Researchers performed a systematic review and meta-analysis of studies evaluating the risk of spontaneous abortion among pregnant women of typical reproductive potential with and without uterine leiomyomas.
Exclusion criteria were the failure to use imaging to uniformly document leiomyoma status of all participants, the absence of a comparison group without leiomyomas, or the primary inclusion of women seeking care for recurrent miscarriage, infertility care or assisted reproductive technologies.
The final analysis included nine studies, of which five recruited general obstetric populations and four included women undergoing amniocentesis. In five studies in general obstetric populations, which involved 21,829 pregnancies in 1,394 women with leiomyomas and 20,435 without, only one adjusted for potential confounders.

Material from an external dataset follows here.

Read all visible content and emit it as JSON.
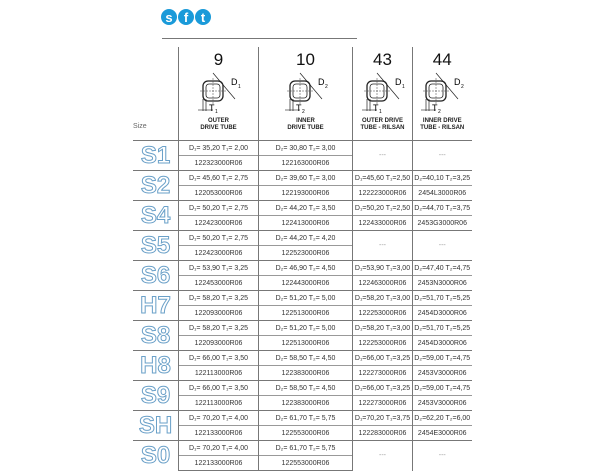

Pooled data showed that the risk of spontaneous abortion was not significantly different between women with and without leiomyomas (11.5 vs 8.0 percent; risk ratio [RR], 1.16; 95 percent CI, 0.80 to 1.52). RR dropped to 0.83 (0.68 to 0.98) when bias from confounding was estimated for nonadjusted studies.
Findings of the present analysis challenge the common clinical belief of uterine leiomyomas as a risk factor for spontaneous abortion in women of typical reproductive potential, researchers said.
“The misconception that leiomyomas increase risk of spontaneous abortion in the general population may lead to undue anxiety for patients with leiomyomas, inappropriate risk counseling or the recommendation of unnecessary surgeries,” they pointed out.